I had breakfast with a young entrepreneur who was upset that he hadn’t won a hackathon, despite finishing an original, working product with a high degree of difficulty. I asked him to describe what his team had built.
“We built an app that lets you annotate equations. Clicking on any of the factors in the equation brings up explanations and background materials. It could be a huge aid to teaching.”
Meanwhile, the prize went to a simple, almost trivial app that allowed people to watch funny YouTube videos and provide feedback that would help find other relevant videos.
My entrepreneurial friend had made a classic mistake–he thought that winning a judged competition is about producing the best work, rather than winning the most votes.
The analogy I use is the Oscars; the Oscars are actually a popularity contest. Winners are determined by counting the votes of Academy members. That’s how travesties like “Forrest Gump” winning Best Picture over “Pulp Fiction” happen.
Here’s what I told my friend. “The key to winning a hackathon isn’t producing the best app. It’s making the judges feel good about voting for you. Here’s how I would introduce your app:
The biggest problem facing America today is STEM education. We can’t get kids to love math and science. This endangers Silicon Valley, and it endangers the country.
Our product is Rap Genius for teaching math. We let teachers and professors annotate equations so that kids can figure out these principles at their own pace.
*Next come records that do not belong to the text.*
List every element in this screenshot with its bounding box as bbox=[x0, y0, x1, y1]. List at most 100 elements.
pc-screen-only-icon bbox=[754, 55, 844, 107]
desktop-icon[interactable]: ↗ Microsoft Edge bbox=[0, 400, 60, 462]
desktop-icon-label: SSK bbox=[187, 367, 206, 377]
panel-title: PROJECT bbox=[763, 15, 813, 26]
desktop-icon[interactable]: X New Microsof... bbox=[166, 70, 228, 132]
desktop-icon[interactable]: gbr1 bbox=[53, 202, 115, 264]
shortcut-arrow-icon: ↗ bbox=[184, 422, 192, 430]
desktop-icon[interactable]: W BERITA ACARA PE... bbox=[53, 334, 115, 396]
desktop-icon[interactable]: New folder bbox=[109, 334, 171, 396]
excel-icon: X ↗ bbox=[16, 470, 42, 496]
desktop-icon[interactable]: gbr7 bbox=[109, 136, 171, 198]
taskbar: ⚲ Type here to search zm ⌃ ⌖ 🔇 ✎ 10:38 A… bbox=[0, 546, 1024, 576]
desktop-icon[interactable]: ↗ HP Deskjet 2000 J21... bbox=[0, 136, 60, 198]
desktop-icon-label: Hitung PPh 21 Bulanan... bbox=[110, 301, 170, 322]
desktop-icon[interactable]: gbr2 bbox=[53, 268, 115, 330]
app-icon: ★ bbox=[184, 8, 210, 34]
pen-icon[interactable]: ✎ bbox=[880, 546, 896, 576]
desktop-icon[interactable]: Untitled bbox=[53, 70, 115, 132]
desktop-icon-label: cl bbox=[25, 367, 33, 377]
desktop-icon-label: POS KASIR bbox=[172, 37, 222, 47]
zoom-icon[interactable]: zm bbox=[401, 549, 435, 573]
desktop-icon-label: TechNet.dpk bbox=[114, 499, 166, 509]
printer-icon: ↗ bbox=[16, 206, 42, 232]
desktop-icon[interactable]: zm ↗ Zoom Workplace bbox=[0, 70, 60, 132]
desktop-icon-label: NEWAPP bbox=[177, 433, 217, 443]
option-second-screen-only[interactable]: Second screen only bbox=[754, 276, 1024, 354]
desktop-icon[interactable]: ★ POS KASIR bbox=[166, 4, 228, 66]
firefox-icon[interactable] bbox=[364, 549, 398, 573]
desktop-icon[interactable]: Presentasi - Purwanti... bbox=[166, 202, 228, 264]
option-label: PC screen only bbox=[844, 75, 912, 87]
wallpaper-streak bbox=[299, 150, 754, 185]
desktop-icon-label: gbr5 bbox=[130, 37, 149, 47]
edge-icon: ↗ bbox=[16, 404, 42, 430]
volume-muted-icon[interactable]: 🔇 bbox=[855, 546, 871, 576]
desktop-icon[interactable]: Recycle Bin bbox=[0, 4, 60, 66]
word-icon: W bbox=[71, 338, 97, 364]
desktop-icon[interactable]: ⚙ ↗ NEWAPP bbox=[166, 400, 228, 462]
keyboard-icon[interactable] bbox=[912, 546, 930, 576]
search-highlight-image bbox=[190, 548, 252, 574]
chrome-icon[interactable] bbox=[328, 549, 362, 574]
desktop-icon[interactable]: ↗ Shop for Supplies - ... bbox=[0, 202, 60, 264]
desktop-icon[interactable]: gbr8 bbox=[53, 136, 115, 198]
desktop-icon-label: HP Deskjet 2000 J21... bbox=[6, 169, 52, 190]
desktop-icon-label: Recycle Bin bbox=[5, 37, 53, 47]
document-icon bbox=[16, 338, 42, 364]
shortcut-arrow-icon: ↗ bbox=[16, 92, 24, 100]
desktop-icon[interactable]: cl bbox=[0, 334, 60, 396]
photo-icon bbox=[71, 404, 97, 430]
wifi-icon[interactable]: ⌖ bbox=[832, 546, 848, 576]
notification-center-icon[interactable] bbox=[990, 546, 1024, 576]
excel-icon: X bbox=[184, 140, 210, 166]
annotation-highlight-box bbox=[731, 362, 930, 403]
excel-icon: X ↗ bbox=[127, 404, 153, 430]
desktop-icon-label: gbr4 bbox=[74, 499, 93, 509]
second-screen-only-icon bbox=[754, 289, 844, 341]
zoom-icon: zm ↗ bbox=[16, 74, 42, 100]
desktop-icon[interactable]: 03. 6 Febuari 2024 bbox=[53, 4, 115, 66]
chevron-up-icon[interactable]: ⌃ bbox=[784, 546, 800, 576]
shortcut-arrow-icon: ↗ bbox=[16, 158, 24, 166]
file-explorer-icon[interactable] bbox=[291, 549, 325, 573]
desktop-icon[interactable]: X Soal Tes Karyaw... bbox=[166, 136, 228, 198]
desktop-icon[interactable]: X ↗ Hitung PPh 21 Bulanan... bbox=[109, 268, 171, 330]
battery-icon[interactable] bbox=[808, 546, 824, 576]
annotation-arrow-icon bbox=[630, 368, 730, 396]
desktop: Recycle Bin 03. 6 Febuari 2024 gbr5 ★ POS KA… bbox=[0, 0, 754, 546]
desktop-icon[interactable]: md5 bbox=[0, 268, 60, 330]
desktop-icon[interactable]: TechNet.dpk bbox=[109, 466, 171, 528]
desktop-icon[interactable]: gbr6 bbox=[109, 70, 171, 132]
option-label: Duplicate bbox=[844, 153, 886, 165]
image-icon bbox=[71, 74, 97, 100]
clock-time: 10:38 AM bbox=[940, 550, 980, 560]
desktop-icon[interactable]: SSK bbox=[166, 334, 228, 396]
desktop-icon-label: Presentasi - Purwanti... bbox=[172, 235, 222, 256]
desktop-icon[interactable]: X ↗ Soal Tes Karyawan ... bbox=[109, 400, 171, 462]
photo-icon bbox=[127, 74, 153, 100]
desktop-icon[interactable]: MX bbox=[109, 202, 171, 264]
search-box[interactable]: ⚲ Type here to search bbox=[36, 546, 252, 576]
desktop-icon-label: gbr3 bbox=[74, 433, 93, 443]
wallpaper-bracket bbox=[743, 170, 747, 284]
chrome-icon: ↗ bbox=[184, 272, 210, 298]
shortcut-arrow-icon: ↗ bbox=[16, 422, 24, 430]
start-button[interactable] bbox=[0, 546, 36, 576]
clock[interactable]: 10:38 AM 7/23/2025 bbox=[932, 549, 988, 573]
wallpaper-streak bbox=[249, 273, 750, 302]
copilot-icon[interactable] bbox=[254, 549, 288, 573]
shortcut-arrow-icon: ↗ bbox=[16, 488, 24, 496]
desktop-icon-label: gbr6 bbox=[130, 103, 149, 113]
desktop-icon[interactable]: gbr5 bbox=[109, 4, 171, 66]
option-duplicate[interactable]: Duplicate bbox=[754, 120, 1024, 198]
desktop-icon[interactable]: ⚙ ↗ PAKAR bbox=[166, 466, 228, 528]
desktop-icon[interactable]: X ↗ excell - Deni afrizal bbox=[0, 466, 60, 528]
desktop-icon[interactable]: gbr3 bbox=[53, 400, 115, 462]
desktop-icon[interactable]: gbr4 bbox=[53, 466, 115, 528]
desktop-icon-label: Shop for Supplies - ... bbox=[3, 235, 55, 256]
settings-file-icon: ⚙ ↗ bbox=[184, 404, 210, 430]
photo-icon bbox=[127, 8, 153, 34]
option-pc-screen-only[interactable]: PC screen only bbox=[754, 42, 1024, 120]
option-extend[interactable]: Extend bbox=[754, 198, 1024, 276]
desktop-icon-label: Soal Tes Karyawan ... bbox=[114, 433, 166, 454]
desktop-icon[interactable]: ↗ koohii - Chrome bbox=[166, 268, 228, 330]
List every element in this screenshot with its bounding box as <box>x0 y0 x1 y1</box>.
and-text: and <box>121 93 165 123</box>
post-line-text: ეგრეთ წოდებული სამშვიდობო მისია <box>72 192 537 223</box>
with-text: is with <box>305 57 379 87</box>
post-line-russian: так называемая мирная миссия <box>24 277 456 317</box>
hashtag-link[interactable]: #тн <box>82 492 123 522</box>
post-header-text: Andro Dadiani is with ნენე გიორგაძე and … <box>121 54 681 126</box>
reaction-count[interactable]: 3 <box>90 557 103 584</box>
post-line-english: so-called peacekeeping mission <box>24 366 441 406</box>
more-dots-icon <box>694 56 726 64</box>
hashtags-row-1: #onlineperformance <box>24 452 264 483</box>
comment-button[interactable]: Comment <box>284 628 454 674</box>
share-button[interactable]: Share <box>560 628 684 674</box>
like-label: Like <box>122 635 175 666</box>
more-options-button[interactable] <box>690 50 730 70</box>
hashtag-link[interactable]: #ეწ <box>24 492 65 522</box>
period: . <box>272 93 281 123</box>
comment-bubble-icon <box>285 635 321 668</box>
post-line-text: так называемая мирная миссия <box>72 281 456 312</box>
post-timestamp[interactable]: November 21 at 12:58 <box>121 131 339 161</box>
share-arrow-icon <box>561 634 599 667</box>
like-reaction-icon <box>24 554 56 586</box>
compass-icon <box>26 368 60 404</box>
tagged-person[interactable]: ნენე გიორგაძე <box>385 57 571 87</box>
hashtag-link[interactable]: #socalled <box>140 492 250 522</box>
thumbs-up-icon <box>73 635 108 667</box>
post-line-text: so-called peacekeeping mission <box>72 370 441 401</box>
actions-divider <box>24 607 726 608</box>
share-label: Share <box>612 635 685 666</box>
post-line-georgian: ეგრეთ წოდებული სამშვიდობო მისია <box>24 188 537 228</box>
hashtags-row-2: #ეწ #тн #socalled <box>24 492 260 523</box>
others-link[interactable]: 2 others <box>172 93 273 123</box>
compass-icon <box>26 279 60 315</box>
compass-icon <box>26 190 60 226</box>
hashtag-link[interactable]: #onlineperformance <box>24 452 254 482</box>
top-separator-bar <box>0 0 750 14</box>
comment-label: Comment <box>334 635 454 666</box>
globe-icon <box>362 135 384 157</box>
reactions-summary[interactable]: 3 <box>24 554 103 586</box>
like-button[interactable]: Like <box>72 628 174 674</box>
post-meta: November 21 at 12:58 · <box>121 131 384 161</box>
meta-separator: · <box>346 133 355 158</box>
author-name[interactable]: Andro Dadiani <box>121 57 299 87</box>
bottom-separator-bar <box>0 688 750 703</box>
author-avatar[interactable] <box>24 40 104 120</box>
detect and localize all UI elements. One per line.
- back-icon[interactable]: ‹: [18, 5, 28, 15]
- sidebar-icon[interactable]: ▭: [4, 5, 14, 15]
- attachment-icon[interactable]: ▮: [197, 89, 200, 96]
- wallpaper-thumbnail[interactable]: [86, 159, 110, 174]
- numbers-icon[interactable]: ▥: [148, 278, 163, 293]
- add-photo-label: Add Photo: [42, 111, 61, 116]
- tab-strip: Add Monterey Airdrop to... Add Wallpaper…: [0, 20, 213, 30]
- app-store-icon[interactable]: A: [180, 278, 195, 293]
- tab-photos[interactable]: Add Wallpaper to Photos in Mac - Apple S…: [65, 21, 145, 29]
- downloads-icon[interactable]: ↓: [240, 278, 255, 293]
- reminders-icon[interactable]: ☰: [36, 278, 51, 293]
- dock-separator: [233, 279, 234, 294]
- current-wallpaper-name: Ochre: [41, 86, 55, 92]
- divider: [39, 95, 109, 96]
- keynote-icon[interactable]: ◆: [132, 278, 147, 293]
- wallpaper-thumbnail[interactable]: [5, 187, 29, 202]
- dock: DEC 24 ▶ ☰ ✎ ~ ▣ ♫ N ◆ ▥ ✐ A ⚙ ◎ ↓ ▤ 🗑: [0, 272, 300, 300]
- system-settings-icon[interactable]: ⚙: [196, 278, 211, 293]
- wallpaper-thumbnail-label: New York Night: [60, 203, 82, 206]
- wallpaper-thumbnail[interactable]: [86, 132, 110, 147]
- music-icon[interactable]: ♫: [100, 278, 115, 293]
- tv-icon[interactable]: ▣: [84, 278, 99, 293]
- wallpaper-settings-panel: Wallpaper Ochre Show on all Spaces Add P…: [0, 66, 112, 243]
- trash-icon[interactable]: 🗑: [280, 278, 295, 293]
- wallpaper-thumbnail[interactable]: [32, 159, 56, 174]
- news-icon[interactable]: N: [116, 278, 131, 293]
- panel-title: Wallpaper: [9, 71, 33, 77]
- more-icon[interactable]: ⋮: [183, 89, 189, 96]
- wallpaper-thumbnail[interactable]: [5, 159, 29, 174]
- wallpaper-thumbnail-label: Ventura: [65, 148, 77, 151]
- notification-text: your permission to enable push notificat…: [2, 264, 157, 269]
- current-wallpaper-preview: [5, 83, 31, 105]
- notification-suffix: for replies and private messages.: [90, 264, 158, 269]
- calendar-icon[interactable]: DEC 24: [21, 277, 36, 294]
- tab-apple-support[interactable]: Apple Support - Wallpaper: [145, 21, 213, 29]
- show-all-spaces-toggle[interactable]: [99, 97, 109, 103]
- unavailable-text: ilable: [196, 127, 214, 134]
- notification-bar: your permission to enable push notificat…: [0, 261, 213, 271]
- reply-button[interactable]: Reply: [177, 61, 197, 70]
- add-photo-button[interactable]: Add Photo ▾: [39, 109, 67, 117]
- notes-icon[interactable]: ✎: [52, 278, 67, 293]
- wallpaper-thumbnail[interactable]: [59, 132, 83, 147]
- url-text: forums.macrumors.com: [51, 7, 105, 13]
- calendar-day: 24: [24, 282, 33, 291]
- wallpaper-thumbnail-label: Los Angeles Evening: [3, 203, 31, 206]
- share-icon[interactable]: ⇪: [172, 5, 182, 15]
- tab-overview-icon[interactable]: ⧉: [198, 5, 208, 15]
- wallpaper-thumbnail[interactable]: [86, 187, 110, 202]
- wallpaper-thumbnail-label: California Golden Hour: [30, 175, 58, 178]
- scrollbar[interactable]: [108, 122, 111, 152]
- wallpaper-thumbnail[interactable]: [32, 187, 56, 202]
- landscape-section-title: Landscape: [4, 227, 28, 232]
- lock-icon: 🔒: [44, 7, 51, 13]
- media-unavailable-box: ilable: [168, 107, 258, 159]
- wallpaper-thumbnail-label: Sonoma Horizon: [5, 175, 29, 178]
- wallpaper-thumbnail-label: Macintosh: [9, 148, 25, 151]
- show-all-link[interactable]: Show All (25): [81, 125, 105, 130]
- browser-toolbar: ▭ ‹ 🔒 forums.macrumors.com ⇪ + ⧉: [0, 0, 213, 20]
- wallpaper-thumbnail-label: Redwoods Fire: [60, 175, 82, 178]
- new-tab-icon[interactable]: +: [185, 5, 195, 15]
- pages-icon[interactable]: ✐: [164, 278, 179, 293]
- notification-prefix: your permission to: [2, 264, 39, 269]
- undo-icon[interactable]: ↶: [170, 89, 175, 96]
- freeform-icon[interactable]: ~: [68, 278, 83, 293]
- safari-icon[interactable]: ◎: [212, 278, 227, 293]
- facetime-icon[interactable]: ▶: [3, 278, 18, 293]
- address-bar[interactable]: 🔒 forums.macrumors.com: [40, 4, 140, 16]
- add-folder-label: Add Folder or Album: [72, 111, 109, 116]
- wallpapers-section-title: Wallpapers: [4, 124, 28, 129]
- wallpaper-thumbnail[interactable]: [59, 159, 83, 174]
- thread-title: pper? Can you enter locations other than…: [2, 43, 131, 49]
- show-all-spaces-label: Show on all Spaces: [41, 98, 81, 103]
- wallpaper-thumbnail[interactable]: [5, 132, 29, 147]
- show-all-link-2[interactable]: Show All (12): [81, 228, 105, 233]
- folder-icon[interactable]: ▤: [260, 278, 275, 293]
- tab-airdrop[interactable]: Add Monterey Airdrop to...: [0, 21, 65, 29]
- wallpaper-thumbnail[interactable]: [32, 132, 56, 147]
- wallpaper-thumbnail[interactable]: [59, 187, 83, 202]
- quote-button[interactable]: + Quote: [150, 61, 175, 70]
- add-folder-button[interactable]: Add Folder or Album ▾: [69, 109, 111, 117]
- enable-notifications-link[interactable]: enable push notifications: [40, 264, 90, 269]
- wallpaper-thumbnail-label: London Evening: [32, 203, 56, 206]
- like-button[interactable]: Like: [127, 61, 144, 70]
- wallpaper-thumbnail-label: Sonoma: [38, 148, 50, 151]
Not only does this free up lecture time, let teachers flip the classroom and focus on 1:1 coaching, but it leverages a format that today’s kids are proven to use and enjoy.
But in the long run, we’re not just limited to math. There’s also science, engineering, and a whole world of STEM subjects, all essential and all much easier to teach when using our product.”
By showing the broader context, and providing a simple analogy, I was able to frame his product in a way that a) made it important and b) made judges feel good about voting for it.